Co-worker's personal calls
Q: My cubemate is constantly on the phone making personal calls. Constantly. Once I clocked her on the phone for six hours out of the day. Naturally, she doesn't keep her voice down, and she talks about appallingly personal things — I know every detail of her life, from her marital problems with her husband, to her personal banking passwords, to the date of the beginning of her current pregnancy (ugh, with way too much information on that, too). I recently added many new responsibilities at work that involve lots of focus and reading, and her constant jabbering in my ear is driving me up the wall. (She sings along to the radio or talks to co-workers when she's not on the phone as well.) I finally broke down and approached our supervisor about these issues, and while he did talk to her, the situation improved for all of two days before she was back on the phone arguing with her husband all day. Any advice so I don't go nuts?

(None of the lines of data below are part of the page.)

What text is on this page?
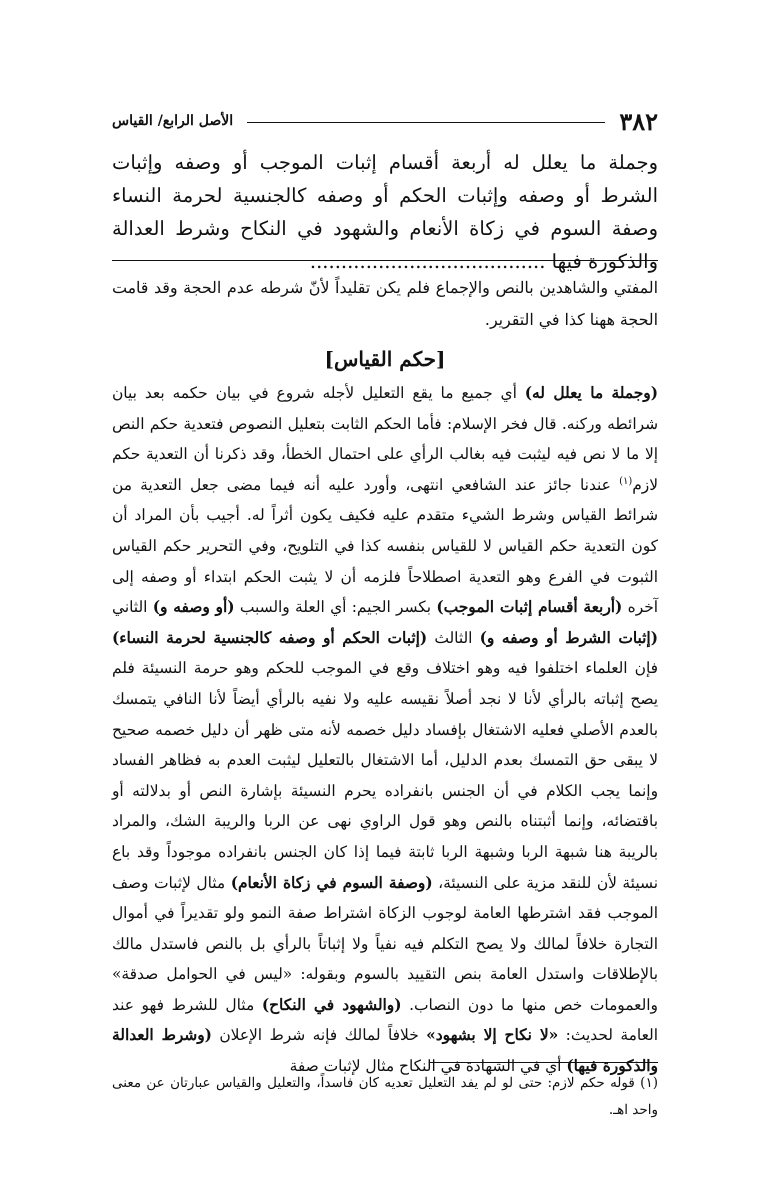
٣٨٢
الأصل الرابع/ القياس
وجملة ما يعلل له أربعة أقسام إثبات الموجب أو وصفه وإثبات الشرط أو وصفه وإثبات الحكم أو وصفه كالجنسية لحرمة النساء وصفة السوم في زكاة الأنعام والشهود في النكاح وشرط العدالة والذكورة فيها ......................................
المفتي والشاهدين بالنص والإجماع فلم يكن تقليداً لأنّ شرطه عدم الحجة وقد قامت الحجة ههنا كذا في التقرير.
[حكم القياس]
(وجملة ما يعلل له) أي جميع ما يقع التعليل لأجله شروع في بيان حكمه بعد بيان شرائطه وركنه. قال فخر الإسلام: فأما الحكم الثابت بتعليل النصوص فتعدية حكم النص إلا ما لا نص فيه ليثبت فيه بغالب الرأي على احتمال الخطأ، وقد ذكرنا أن التعدية حكم لازم$^{(١)}$ عندنا جائز عند الشافعي انتهى، وأورد عليه أنه فيما مضى جعل التعدية من شرائط القياس وشرط الشيء متقدم عليه فكيف يكون أثراً له. أجيب بأن المراد أن كون التعدية حكم القياس لا للقياس بنفسه كذا في التلويح، وفي التحرير حكم القياس الثبوت في الفرع وهو التعدية اصطلاحاً فلزمه أن لا يثبت الحكم ابتداء أو وصفه إلى آخره (أربعة أقسام إثبات الموجب) بكسر الجيم: أي العلة والسبب (أو وصفه و) الثاني (إثبات الشرط أو وصفه و) الثالث (إثبات الحكم أو وصفه كالجنسية لحرمة النساء) فإن العلماء اختلفوا فيه وهو اختلاف وقع في الموجب للحكم وهو حرمة النسيئة فلم يصح إثباته بالرأي لأنا لا نجد أصلاً نقيسه عليه ولا نفيه بالرأي أيضاً لأنا النافي يتمسك بالعدم الأصلي فعليه الاشتغال بإفساد دليل خصمه لأنه متى ظهر أن دليل خصمه صحيح لا يبقى حق التمسك بعدم الدليل، أما الاشتغال بالتعليل ليثبت العدم به فظاهر الفساد وإنما يجب الكلام في أن الجنس بانفراده يحرم النسيئة بإشارة النص أو بدلالته أو باقتضائه، وإنما أثبتناه بالنص وهو قول الراوي نهى عن الربا والريبة الشك، والمراد بالريبة هنا شبهة الربا وشبهة الربا ثابتة فيما إذا كان الجنس بانفراده موجوداً وقد باع نسيئة لأن للنقد مزية على النسيئة، (وصفة السوم في زكاة الأنعام) مثال لإثبات وصف الموجب فقد اشترطها العامة لوجوب الزكاة اشتراط صفة النمو ولو تقديراً في أموال التجارة خلافاً لمالك ولا يصح التكلم فيه نفياً ولا إثباتاً بالرأي بل بالنص فاستدل مالك بالإطلاقات واستدل العامة بنص التقييد بالسوم وبقوله: «ليس في الحوامل صدقة» والعمومات خص منها ما دون النصاب. (والشهود في النكاح) مثال للشرط فهو عند العامة لحديث: «لا نكاح إلا بشهود» خلافاً لمالك فإنه شرط الإعلان (وشرط العدالة والذكورة فيها) أي في الشهادة في النكاح مثال لإثبات صفة
(١) قوله حكم لازم: حتى لو لم يفد التعليل تعديه كان فاسداً، والتعليل والقياس عبارتان عن معنى واحد اهـ.
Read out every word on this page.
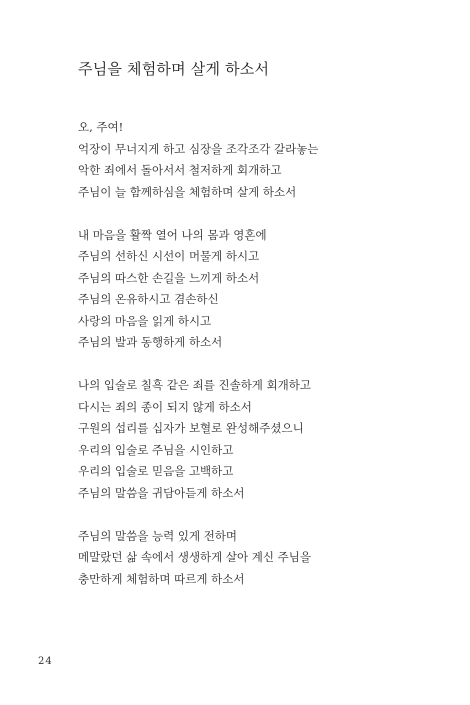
주님을 체험하며 살게 하소서
오, 주여!
억장이 무너지게 하고 심장을 조각조각 갈라놓는
악한 죄에서 돌아서서 철저하게 회개하고
주님이 늘 함께하심을 체험하며 살게 하소서
내 마음을 활짝 열어 나의 몸과 영혼에
주님의 선하신 시선이 머물게 하시고
주님의 따스한 손길을 느끼게 하소서
주님의 온유하시고 겸손하신
사랑의 마음을 읽게 하시고
주님의 발과 동행하게 하소서
나의 입술로 칠흑 같은 죄를 진솔하게 회개하고
다시는 죄의 종이 되지 않게 하소서
구원의 섭리를 십자가 보혈로 완성해주셨으니
우리의 입술로 주님을 시인하고
우리의 입술로 믿음을 고백하고
주님의 말씀을 귀담아듣게 하소서
주님의 말씀을 능력 있게 전하며
메말랐던 삶 속에서 생생하게 살아 계신 주님을
충만하게 체험하며 따르게 하소서
24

A: It is great you talked to your boss about this, and it seems that did have an impact. Did you ever talk to your cubemate about this? Just let her know that people around her can hear all her conversations and know a lot of personal information about her life? Maybe she will not care if they know, or maybe she will be surprised and distressed by this, and this will impact what she does in the future.
The other larger question is: How is she getting her own work done if she spends so much time on the phone? And does anyone care about this? If this is a common practice in the firm, then maybe something should be done? Can this be brought up to HR? Not necessarily in a punitive way, but just as a way to remind folks about making personal calls at work?
Of course, there is always my suggestion to another reader of wearing your own headset so you don't have to hear everything around you. But, I would first talk to your cubemate and then HR to see what can be done.
Russell is the vice dean and the director of the Executive Coaching and Leadership Development Program at the University of Maryland's Robert H. Smith School of Business. She is a licensed industrial and organizational psychologist and has more than 25 years of experience coaching executives and consulting on leadership and career management.